Lone Star Park raised the price of admission. The cost of a racing program increased. Food and beverage prices increased. Just to "swing by the track for a couple of races" was costing me more money before I placed my first wager. My favorite pari-mutuel clerk retired. Even the casual friendliness that I had enjoyed had soured as I had the misfortune of receiving some unwanted / unpleasant remarks from annoying buffoons that I would’ve punched had I been a guy. Well, that’s moot because I’m pretty sure that I wouldn’t have been the recipient of such talk if I had been a guy.

And life changed at home. The girls had more activities. I picked up weekend shifts at the lab. My husband embarked on a landscaping project that required my assistance. It soon became more desirable to spend my Saturdays putting in a garden walkway and tearing out juniper bushes than going to the racetrack.

Lone Star Park is turning into a lazy boyfriend. And judging by declining attendance and handle, I’m not the only one who’s getting turned off.

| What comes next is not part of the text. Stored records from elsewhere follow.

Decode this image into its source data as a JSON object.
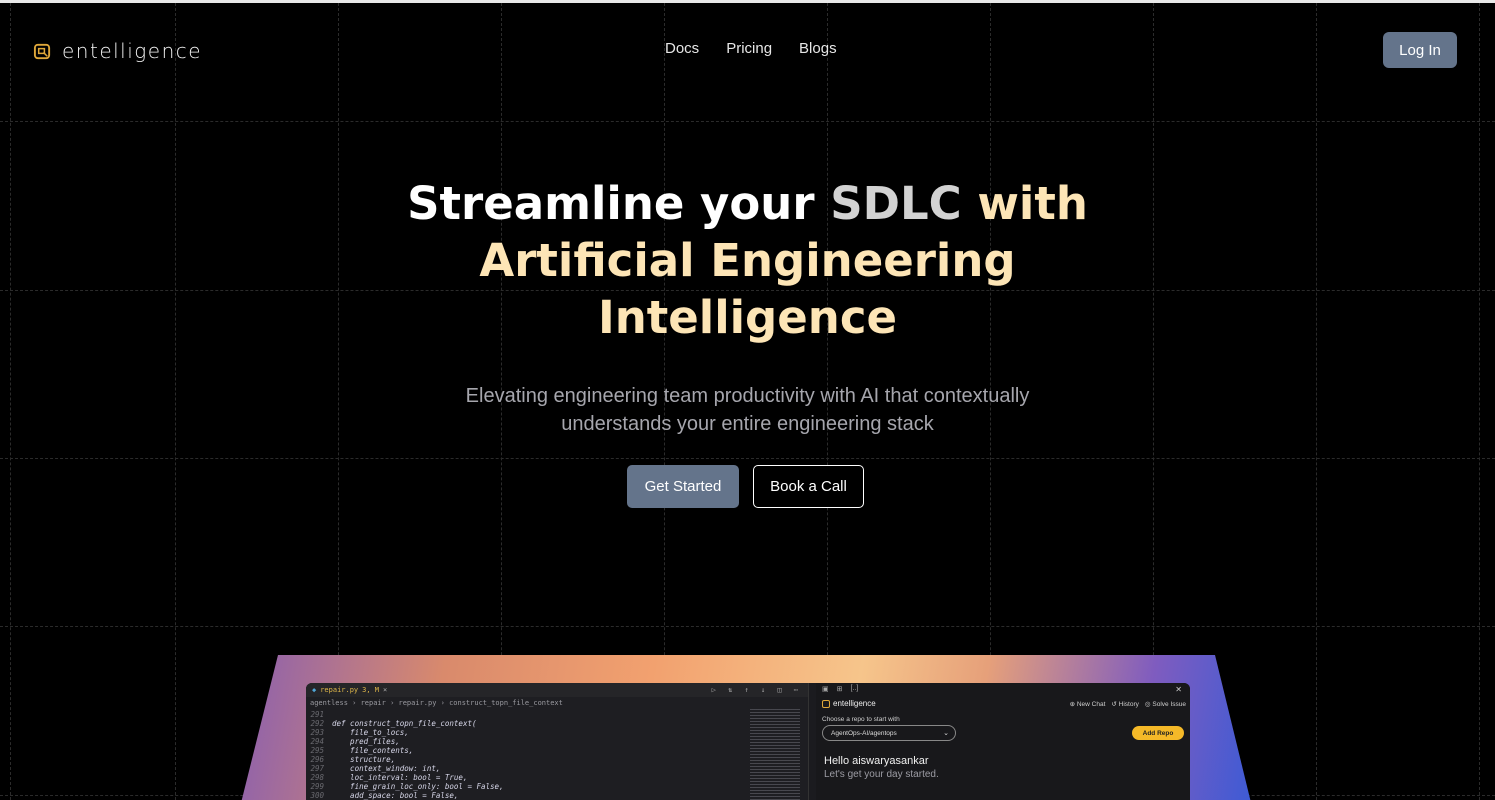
{
  "brand": {
    "name": "entelligence",
    "accent": "#e0a83a"
  },
  "nav": {
    "links": [
      "Docs",
      "Pricing",
      "Blogs"
    ],
    "login_label": "Log In"
  },
  "hero": {
    "headline_part1": "Streamline your ",
    "headline_part2": "SDLC",
    "headline_part3": " with",
    "headline_line2": "Artificial Engineering",
    "headline_line3": "Intelligence",
    "subtitle_line1": "Elevating engineering team productivity with AI that contextually",
    "subtitle_line2": "understands your entire engineering stack",
    "primary_cta": "Get Started",
    "secondary_cta": "Book a Call"
  },
  "mockup": {
    "tab": {
      "filename": "repair.py",
      "status": "3, M",
      "close": "×"
    },
    "breadcrumb": "agentless › repair › repair.py › construct_topn_file_context",
    "code_lines": [
      {
        "n": "291",
        "t": ""
      },
      {
        "n": "292",
        "t": "def construct_topn_file_context("
      },
      {
        "n": "293",
        "t": "    file_to_locs,"
      },
      {
        "n": "294",
        "t": "    pred_files,"
      },
      {
        "n": "295",
        "t": "    file_contents,"
      },
      {
        "n": "296",
        "t": "    structure,"
      },
      {
        "n": "297",
        "t": "    context_window: int,"
      },
      {
        "n": "298",
        "t": "    loc_interval: bool = True,"
      },
      {
        "n": "299",
        "t": "    fine_grain_loc_only: bool = False,"
      },
      {
        "n": "300",
        "t": "    add_space: bool = False,"
      }
    ],
    "panel": {
      "brand": "entelligence",
      "actions": [
        "New Chat",
        "History",
        "Solve Issue"
      ],
      "choose_label": "Choose a repo to start with",
      "repo_value": "AgentOps-AI/agentops",
      "add_repo": "Add Repo",
      "greeting": "Hello aiswaryasankar",
      "subgreeting": "Let's get your day started."
    }
  },
  "colors": {
    "button": "#64748b",
    "gold": "#fde5b6"
  }
}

Here’s a tidbit of information: On July 3 – 4, Lone Star Park’s Stars and Stripes Fireworks Celebration had attendance figures of 15,000 to 20,000 people but could barely muster an on-track handle of $400,000. What does that tell us? That there were lots of families and kids, and they generally don’t bet. Similar numbers pop-up for concerts that appeal to the younger generation; an affordable concert venue but most of the crowd doesn’t contribute to on-track handle because (1) they’re too young, and (2) they’re not horseplayers.

It’s business as usual. It seems there’s little effort on the track’s behalf to disseminate racing information or impending events. Nothing new. Nothing innovative. Nothing that entices new horseplayers nor retains existing ones. Isn’t there anybody coming up with new ideas? Churchill Downs is figuring it out. Their creative "Downs After Dark" was a raging success, and it attracted the type of clientele that contributes to handle. Churchill Downs is incredibly proactive spreading press releases and "barn talk" and photos and racing notes. I go out to the Lone Star Park website to look for track news and it’s paltry – there’s a few measly photos from the 2008 Hat Contest on Derby Day. Yippee.

Perhaps there is a feeling of malaise amongst track management, being of the fact that they’re Magna and the racetrack license and operation is on the auction block. If there is apathy, sadly there’s a trickle-down effect.

It doesn’t help either that horsemen, frustrated with sagging purses in Texas, keep threatening to pack up their stables and race their horses in exotic slot-supplemented locales, like Louisiana Downs or Zia Park. I’m not a fan of slot machines and I don’t know any fellow horseplayer who’s thrilled about the notion of adding slots at the racetrack but if it makes the horsemen happy, I guess I’ll have to support it. But I continue to wish and hope for a better alternative.

Yesterday, the Professor posted,

Racetracks are faced with the unique challenge of entertaining people over a period of four hours while most of them are losing their money. Tracks can accomplish that only if they provide a comfortable setting and only by creating an unusual and exciting experience and, of course, by offering bargains.

Dollar Day at Lone Star Park is July 11th. The previous Dollar Day on April 25th had an attendance of 16,389 and an on-track handle of $710,590. What does that tell us? Well, a dollar admission, dollar program, dollar beer ... I can afford to go and take my friends and family. And I can afford to bet.